I’ve never read such an interactive memoir: Larry L. King asked for and received input from surviving sources such as Howar; David Rae Morris, Willie Morris’ son with Celia; JoAnne Prichard Morris; Hannah and others as to the truth or fiction of incidents. Many of the dust-ups – such as the one more than 15 years ago with Barry Hannah and his band of motorcycle-riding merry pranksters – seem to have been exaggerated by Morris. JoAnne Prichard Morris comments in the book that it’s wise to remember that her late husband was a writer and writers love to embellish and dramatize events.
 
JoAnne Prichard, who married the decade older Willie Morris in 1990, was the best thing that ever happened to the writer, King says. There is universal agreement on that point. She provided him with love and companionship and helped him cut down on his drinking; nobody could make him stop.
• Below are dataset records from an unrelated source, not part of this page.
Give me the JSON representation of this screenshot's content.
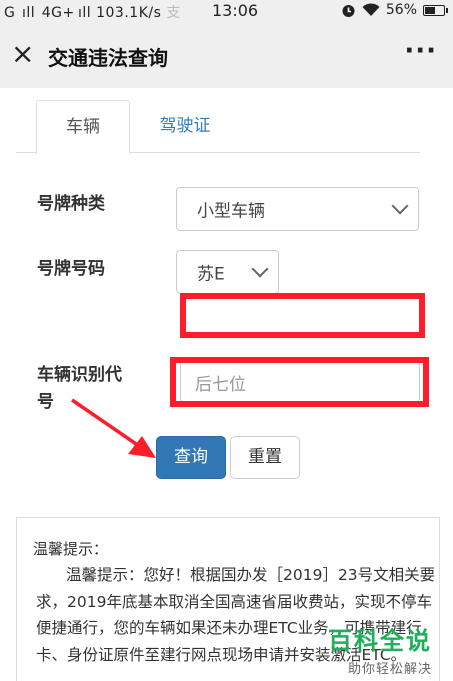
{
  "status_bar": {
    "signal_left": "G  ıll  4G+ ıll",
    "network_speed": "103.1K/s",
    "notification_glyph": "支",
    "time": "13:06",
    "battery": "56%",
    "battery_level": 0.56
  },
  "header": {
    "close_icon": "×",
    "title": "交通违法查询",
    "more_icon": "···"
  },
  "tabs": [
    {
      "label": "车辆"
    },
    {
      "label": "驾驶证"
    }
  ],
  "form": {
    "plate_type_label": "号牌种类",
    "plate_type_value": "小型车辆",
    "plate_number_label": "号牌号码",
    "plate_prefix_value": "苏E",
    "plate_number_value": "",
    "vin_label_line1": "车辆识别代",
    "vin_label_line2": "号",
    "vin_placeholder": "后七位"
  },
  "buttons": {
    "query": "查询",
    "reset": "重置"
  },
  "tips": {
    "title": "温馨提示：",
    "body": "温馨提示：您好！根据国办发［2019］23号文相关要求，2019年底基本取消全国高速省届收费站，实现不停车便捷通行，您的车辆如果还未办理ETC业务，可携带建行卡、身份证原件至建行网点现场申请并安装激活ETC。"
  },
  "watermark": {
    "brand": "百科全说",
    "slogan": "助你轻松解决"
  },
  "colors": {
    "primary": "#3277b6",
    "link": "#2f7dc1",
    "highlight_frame": "#ff1c2b",
    "watermark": "#1fae5b"
  }
}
The nine years they had together was also the most productive period of his life, more than any other, with books such as the dog and cat ones previously mentioned; “My Mississippi,” “New York Days,” a memoir continuing the events of his acclaimed 1967 memoir “North Toward Home” and several other works. As a cat person, I admire “cat woman” Prichard, who brought Spit McGee into her husband’s life and opened his eyes to the virtues of felines.
 
The filming in Canton, Mississippi (standing in for his hometown of Yazoo City) of the movie version of “My Dog Skip”, starring Kevin Bacon as his father, Rae Morris, Diane Lane as his mother Marion and Frankie Muniz as the young Willie, was avidly followed by Morris, who was impressed with Jay Russell’s direction and the talented cast, King says. The film was released in 2000 and I enjoyed it when I saw it that summer in the San Fernando Valley. His long-awaited novel “Taps” was published in 2001, two years after his death.
 
Larry L. King’s book “In Search of Willie Morris” deserves wide attention; it’s fun to read and provides a critical look at Willie Weaks Morris, a writer and editor whose work and influence should never be forgotten.